À l'occasion de la Pâque orthodoxe, un cessez-le-feu de 32 heures est prévu pour débuter ce samedi après-midi entre l’Ukraine et la Russie. Annoncé par Vladimir Poutine et accepté par Volodymyr Zelensky, ce cessez-le-feu intervient malgré une escalade récente des combats. Le Kremlin a précisé que ce repos des hostilités prendra effet à 16 heures, heure de Moscou, jusqu'à la fin de la journée de dimanche.
Depuis quelques jours, des frappes ont été signalées, notamment dans les régions ukrainiennes de Poltava et Soumy, où des attaques ont fait des victimes. Selon des rapports, au moins une personne a été tuée et une quinzaine blessées avant même le début de cette trêve. Plus tôt, une vague de frappes sur Odessa a coûté la vie à deux personnes, ravivant ainsi les tensions.
Poursuite des hostilités avant la trêve
Malgré les annonces de cessez-le-feu, la situation sur le terrain reste précaire.
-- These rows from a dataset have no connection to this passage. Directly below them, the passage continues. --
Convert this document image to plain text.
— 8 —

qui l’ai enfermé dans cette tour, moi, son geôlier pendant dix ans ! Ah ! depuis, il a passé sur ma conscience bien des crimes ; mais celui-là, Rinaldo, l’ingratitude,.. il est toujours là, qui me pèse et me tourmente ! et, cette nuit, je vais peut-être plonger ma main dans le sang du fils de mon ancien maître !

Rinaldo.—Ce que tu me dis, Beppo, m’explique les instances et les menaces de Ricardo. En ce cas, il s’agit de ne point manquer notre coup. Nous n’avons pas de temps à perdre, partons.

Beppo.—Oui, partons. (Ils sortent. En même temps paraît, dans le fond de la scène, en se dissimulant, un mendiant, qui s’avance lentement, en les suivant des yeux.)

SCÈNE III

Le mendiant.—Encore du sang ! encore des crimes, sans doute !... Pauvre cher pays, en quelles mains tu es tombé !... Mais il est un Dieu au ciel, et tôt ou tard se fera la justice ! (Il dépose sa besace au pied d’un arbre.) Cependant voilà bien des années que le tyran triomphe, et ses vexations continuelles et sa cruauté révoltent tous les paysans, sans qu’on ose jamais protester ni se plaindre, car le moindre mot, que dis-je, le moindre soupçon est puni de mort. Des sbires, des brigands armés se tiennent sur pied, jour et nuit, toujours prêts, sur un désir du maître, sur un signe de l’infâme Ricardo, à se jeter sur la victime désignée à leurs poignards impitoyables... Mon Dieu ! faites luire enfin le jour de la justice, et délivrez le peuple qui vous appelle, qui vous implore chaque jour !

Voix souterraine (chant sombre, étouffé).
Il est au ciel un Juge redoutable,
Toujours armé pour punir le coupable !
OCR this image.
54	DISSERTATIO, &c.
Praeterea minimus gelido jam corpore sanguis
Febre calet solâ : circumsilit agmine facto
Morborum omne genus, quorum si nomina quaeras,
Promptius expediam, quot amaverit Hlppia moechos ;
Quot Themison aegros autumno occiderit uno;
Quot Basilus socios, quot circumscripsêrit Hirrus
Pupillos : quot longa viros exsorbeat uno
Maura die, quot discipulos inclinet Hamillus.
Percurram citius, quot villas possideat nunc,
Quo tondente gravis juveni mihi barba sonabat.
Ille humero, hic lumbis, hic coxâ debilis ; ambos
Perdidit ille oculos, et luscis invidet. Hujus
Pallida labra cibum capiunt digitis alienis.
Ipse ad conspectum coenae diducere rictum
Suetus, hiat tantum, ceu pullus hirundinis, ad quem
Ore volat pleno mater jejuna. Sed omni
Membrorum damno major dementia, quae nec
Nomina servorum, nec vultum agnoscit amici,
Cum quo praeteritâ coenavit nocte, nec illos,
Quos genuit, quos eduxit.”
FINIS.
L’armée de l’air ukrainienne a indiqué que la Russie a lancé 128 drones durant la nuit précédant le cessez-le-feu. Les discussions diplomatiques, principalement sous l’égide des États-Unis, n'ont jusqu'à présent pas abouti à des avancées significatives. Le processus de paix semble de plus en plus compromis, la Russie ayant des exigences que l'Ukraine rejette catégoriquement, les qualifiant de capitulation.
Contexte des négociations
Le président Zelensky a exprimé la volonté de respecter la trêve, bien que les deux camps se soient déjà accusés l'année dernière de violer une trêve similaire durant les célébrations de la Pâque orthodoxe. Le porte-parole du Kremlin, Dmitri Peskov, a indiqué que cette initiative de cessez-le-feu n'avait pas été discutée avec Kiew ou Washington, ce qui soulève des doutes quant à sa mise en œuvre effective.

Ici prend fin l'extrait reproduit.